Reinforcing recent hints that they are looking to grow their proteomics technologies in 2007, Applied Biosystems announced a deal in January that would validate its biomarker technologies while Thermo Fisher Scientific separately made an acquisition strengthening its proteomic portfolio.
ABI will work with BG Medicine to discover and validate biomarkers, formalizing a relationship the two firms have had for several years. Terms of the deal call for an integration of ABI’s mass spectrometers and iTRAQ reagents into BGM’s biomarker research and validation work. The agreement does not include any transfer of intellectual property to ABI; any new biomarkers discovered as part of the collaboration will remain with BGM.
Meanwhile, Thermo Fisher announced that it had purchased the SwissAnalytic Group, made up of two companies, one a supplier of mass spectrometers and other instruments, the other a manufacturer of liquid chromatography pumps and software.
The deal bolsters Thermo Fisher’s proteomics portfolio and enhances its ability to do business with large drug companies based in Switzerland, according to a Thermo Fisher official. Switzerland is home to some of the biggest drug makers in the world, including Roche, Novartis, and Serono.
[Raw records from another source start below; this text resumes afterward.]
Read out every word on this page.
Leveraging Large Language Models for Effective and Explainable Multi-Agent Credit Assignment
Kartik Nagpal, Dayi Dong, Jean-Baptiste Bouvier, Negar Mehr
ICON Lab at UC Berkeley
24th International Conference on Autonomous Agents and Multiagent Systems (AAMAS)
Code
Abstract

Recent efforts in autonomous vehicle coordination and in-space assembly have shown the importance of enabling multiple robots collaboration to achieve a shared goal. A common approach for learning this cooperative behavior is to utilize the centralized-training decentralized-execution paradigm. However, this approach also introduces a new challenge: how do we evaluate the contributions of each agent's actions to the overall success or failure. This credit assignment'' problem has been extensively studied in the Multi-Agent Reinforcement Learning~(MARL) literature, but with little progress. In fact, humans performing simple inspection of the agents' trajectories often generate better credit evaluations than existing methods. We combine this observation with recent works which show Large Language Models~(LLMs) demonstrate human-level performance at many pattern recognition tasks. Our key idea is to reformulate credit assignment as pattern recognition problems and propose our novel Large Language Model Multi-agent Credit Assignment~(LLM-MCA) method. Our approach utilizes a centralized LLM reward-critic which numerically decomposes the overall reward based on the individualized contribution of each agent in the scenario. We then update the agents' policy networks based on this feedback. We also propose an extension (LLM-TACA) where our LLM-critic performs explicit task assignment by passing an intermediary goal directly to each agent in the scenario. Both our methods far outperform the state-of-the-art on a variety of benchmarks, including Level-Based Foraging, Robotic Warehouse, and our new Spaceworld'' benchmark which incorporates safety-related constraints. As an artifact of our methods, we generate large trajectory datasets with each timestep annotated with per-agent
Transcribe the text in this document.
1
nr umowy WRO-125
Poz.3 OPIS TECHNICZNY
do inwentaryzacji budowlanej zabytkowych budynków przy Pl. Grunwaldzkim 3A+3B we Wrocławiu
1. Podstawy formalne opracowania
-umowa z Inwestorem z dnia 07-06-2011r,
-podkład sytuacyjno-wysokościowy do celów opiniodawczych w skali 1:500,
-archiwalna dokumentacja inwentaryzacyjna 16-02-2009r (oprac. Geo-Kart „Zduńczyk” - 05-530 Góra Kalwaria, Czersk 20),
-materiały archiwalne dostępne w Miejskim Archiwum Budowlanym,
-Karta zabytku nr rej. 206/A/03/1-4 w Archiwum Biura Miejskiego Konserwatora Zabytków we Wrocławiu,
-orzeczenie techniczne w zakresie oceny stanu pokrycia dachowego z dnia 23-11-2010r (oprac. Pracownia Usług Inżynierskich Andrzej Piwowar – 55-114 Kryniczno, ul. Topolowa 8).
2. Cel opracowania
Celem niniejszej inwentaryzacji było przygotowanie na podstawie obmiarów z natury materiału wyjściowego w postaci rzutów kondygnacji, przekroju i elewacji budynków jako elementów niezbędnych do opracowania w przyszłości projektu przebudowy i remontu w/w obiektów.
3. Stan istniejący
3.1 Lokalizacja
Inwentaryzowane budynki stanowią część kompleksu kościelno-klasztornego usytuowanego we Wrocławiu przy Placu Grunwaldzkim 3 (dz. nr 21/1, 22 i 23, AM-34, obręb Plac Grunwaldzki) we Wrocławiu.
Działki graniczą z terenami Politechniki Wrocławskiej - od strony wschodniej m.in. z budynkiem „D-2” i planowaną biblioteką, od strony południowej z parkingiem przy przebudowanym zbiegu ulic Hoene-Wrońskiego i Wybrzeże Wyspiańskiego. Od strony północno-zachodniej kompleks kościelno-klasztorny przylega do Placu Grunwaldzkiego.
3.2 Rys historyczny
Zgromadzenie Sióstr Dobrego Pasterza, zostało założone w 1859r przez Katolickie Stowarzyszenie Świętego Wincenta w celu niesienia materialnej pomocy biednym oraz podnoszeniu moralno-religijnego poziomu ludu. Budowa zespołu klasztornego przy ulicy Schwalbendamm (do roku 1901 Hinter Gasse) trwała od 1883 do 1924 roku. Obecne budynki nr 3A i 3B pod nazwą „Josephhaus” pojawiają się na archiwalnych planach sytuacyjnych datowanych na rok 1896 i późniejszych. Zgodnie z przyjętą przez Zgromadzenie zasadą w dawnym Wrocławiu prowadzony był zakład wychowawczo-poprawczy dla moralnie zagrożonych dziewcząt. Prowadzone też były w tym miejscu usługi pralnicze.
Neither deal is considered major, but both reinforced hints the firms made at the JP Morgan Healthcare Conference early this year to grow their proteomics businesses in 2007.
At the conference, ABI interim CEO Tony White told analysts that one focus of the company is to continue discovering, validating, and commercializing proteomic biomarkers. Such biomarkers, he added, are expected to be key revenue drivers for ABI during the next three years.
Separately, Marijn Dekkers, president and CEO of Thermo Fisher, said that the company remains interested in acquiring more companies in 2007 and will be looking vigorously at expanding its reach in the liquid chromatography market.
- Tony Fong
The University of Michigan launched a protein database that can be used by scientists looking for information about protein processes. The Michigan Molecular Interactions index pulls data from multiple repositories to generate a thorough look at protein interactions.
Waters has released control software to integrate its Acquity UPLC system with ABI/MDS Sciex’s mass spectrometers.
Virginia Tech is starting a mass spectrometry research incubator that will study the proteomics and metabolomics of host-pathogen relationships. Launched with $26 million granted by the Commonwealth Research Initiatives, the incubator aims to discover and understand the chemical nature of stress responses to such conditions as bacterial infections and microbial responses to environmental changes. Associate professor Richard Helm will manage the incubator.
A team of scientists at MIT have built a microchip system that speeds up the separation of biomolecules such as proteins, allowing for better detection. The new device, called an anisotropic nanofluidic sieving structure, enables rapid continuous-flow separation
of the biological sample.
Thermo Fisher Scientific reported that revenues grew 125 percent during the fourth quarter to $1.68 billion. During the year-ago period, the company, reporting only as Thermo Electro, had revenues of $740.8 million.
US Patent 7,170,052. MALDI-IM-ortho-TOF mass spectrometry with simultaneous positive and negative mode detection. Inventors: Hiroshi Furutani, Michael Ugarov, Kimberly Prather, and Albert Schultz. Assignees: Ionwerks and the Regents of the University of California. Issued: January 30, 2007.
This patent covers “an ion mobility/mass spectrometry method and instrument using aerosolized samples and dual positive and negative mode detection” as well as methods for sample preparation.
US Patent 7,170,051. Method and apparatus for ion fragmentation in mass spectrometry. Inventors: Vadym Berkout and Vladimir Doroshenko. Assignee: Science & Engineering Services. Issued: January 30, 2007.
“An apparatus for mass analyzing molecules includes a mass spectrometer configured to select precursor ions having a mass to charge ratio range, a metastable species generator configured to generate a metastable species for introduction into the mass spectrometer, and a mass detector configured to detect a mass of the product ions,” according to the patent abstract.
Bruker BioSciences expects to pocket at least $14.7 million after issuing a stock offering and will use the money for debt repayment, potential acquisitions, and general purposes.